Врач нажал на кнопку и блестящий диск пилы с пронзительным жужжанием принялся вращаться.
В следующее мгновение раздался скрежет, от которого у Персивальда тут же свело скулы. Запахло палёным. Пила прекрасно справлялась со своими обязанностями, разбрасывая во все стороны костные опилки и стремительно погружаясь в структуру костного отломка.
Через несколько секунд в таз полетел и свежееотпиленный кусок кости.
Некоторое время безымянный возился на своём стерильном столике, выискивая следующий инструмент. Затем, вооружившись длинным, острым скальпелем и не менее длинным пинцетом, он принялся за препаровку нервных стволов. Нужно было выделить уцелевшие магистральные нервы, что бы обеспечить им контакт с датчиками аугментационной системы. Пожалуй, это был самый долгий и мучительный этап операции. Появилась простреливающая по всей руке боль, отзывающаяся на каждое прикосновение к нерву.
Персивальд заметил, что действие анестетика улетучивается, постепенно позволяя вернуться той самой боли, что так терзала его до начала операции. Пожалуй, сейчас она стала ещё сильнее, ярче и насыщеннее. Приходилось терпеть. Допустимый предел введённого новокаина уже превышен.

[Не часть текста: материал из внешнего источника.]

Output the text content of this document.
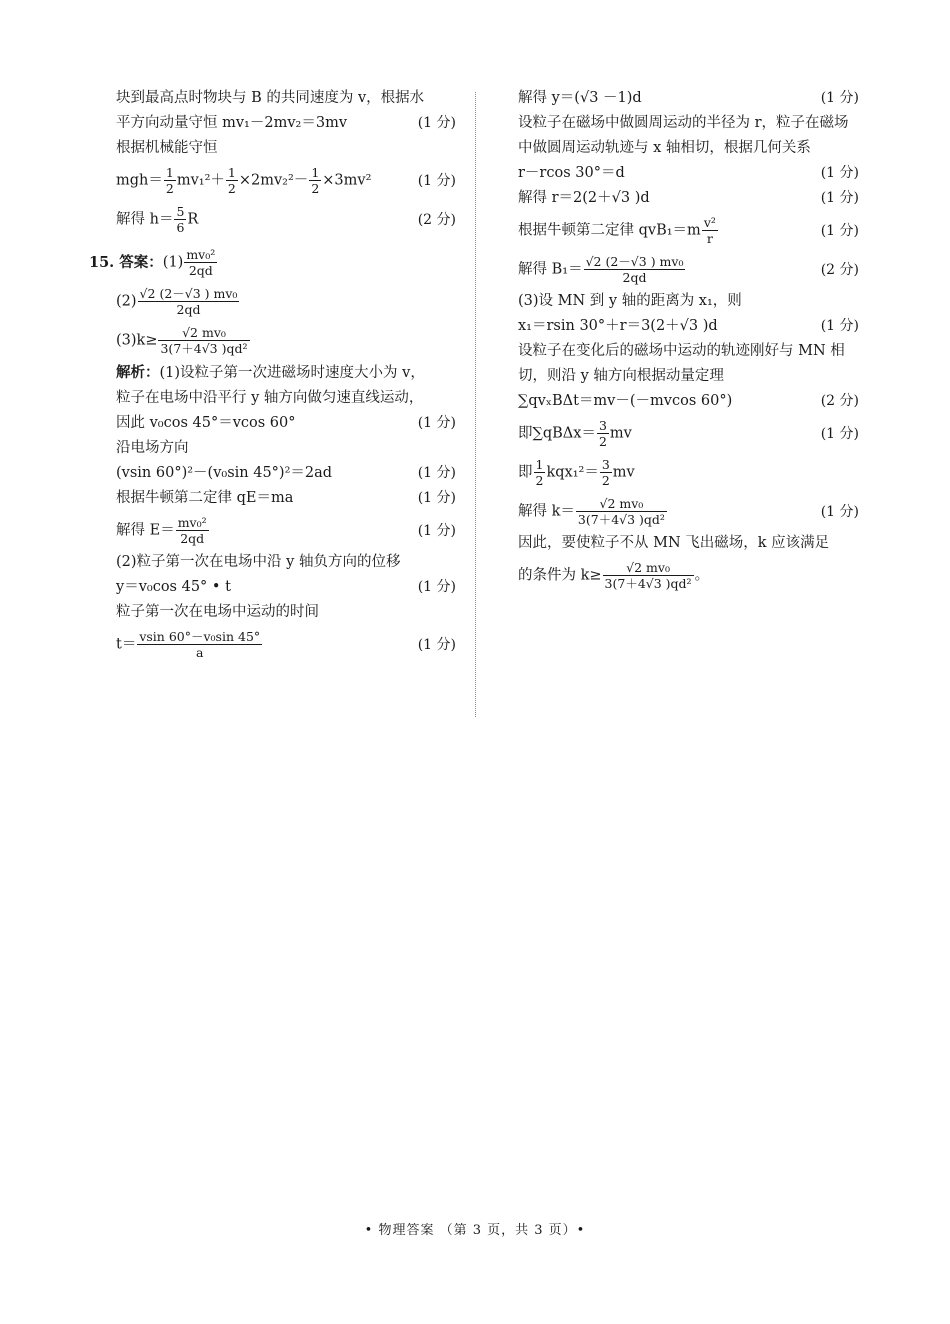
块到最高点时物块与 B 的共同速度为 v，根据水
平方向动量守恒 mv₁－2mv₂＝3mv	(1 分)
根据机械能守恒
$mgh= \frac{1}{2} mv_1^2+ \frac{1}{2} \times 2mv_2^2- \frac{1}{2} \times 3mv^2$	(1 分)
解得 $h= \frac{5}{6}$ R	(2 分)
15. 答案：$(1) \frac{\text{mv₀²}}{2qd}$
$(2) \frac{\text{√2 (2－√3 ) mv₀}}{2qd}$
$(3)k\ge \frac{\text{√2 mv₀}}{\text{3(7＋4√3 )qd²}}$
解析：(1)设粒子第一次进磁场时速度大小为 v，
粒子在电场中沿平行 y 轴方向做匀速直线运动，
因此 v₀cos 45°＝vcos 60°	(1 分)
沿电场方向
(vsin 60°)²－(v₀sin 45°)²＝2ad	(1 分)
根据牛顿第二定律 qE＝ma	(1 分)
解得 $E= \frac{\text{mv₀²}}{2qd}$	(1 分)
(2)粒子第一次在电场中沿 y 轴负方向的位移
y＝v₀cos 45° • t	(1 分)
粒子第一次在电场中运动的时间
$t= \frac{\text{vsin 60°－v₀sin 45°}}{a}$	(1 分)
解得 y＝(√3 －1)d	(1 分)
设粒子在磁场中做圆周运动的半径为 r，粒子在磁场中做圆周运动轨迹与 x 轴相切，根据几何关系
r－rcos 30°＝d	(1 分)
解得 r＝2(2＋√3 )d	(1 分)
根据牛顿第二定律 $qvB_1=m \frac{\text{v²}}{r}$	(1 分)
解得 $B_1= \frac{\text{√2 (2－√3 ) mv₀}}{2qd}$	(2 分)
(3)设 MN 到 y 轴的距离为 x₁，则
x₁＝rsin 30°＋r＝3(2＋√3 )d	(1 分)
设粒子在变化后的磁场中运动的轨迹刚好与 MN 相切，则沿 y 轴方向根据动量定理
∑qvₓBΔt＝mv－(－mvcos 60°)	(2 分)
即$\sum qB\Delta x= \frac{3}{2}$ mv	(1 分)
即 $\frac{1}{2} kqx_1^2= \frac{3}{2}$ mv
解得 $k= \frac{\text{√2 mv₀}}{\text{3(7＋4√3 )qd²}}$	(1 分)
因此，要使粒子不从 MN 飞出磁场，k 应该满足
的条件为 $k\ge \frac{\text{√2 mv₀}}{\text{3(7＋4√3 )qd²}}$ 。
• 物理答案 （第 3 页，共 3 页）•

Обычно такие длительные и болезненные процедуры проводятся под наркозом, что бы избавить пациента от этих мучений и дискомфорта. Но Персивальд не собирался спать. Сейчас, когда цитадель штурмуют орды одержимых вперемешку с остатками О.С.С.Ч., спать было бы, по меньшей мере, не безопасно. Да и к тому же, что бы обеспечит наркоз, потребовалось бы установить эндотрахеальную трубку. А это значит, потребовалось бы снять маску. Едва ли Персивальд мог пойти на это. Когда-то давно, обезображенное войной лицо заставило его примереть на себя серебряный лик своего кумира. Персивальд носил его не снимая, на протяжении сотен лет. Единение с этой маской зародило в нём параноидальный страх с ней расстаться. Необъяснимая фобия, перерастающая в панические атаки, что сводили его с ума, терзая пошатнувшийся вечностью разум древнего рыцаря.
Спустя пятнадцать или двадцать минут, невообразимо жгучая боль пронзила искалеченную конечность в первый, но далеко не в последний раз. Персивальд издал какой-то звериный рык, и удерживающие его бёдра ремни натянулись. Смуглый врач пристегнул к свободному концу выделенного нерва порт-переходник. Затем, после непродолжительной препаровки, безымянный проделал тоже самое с другими нервами. Персивальд стонал и ёрзал, практически теряя сознание от ужасной боли.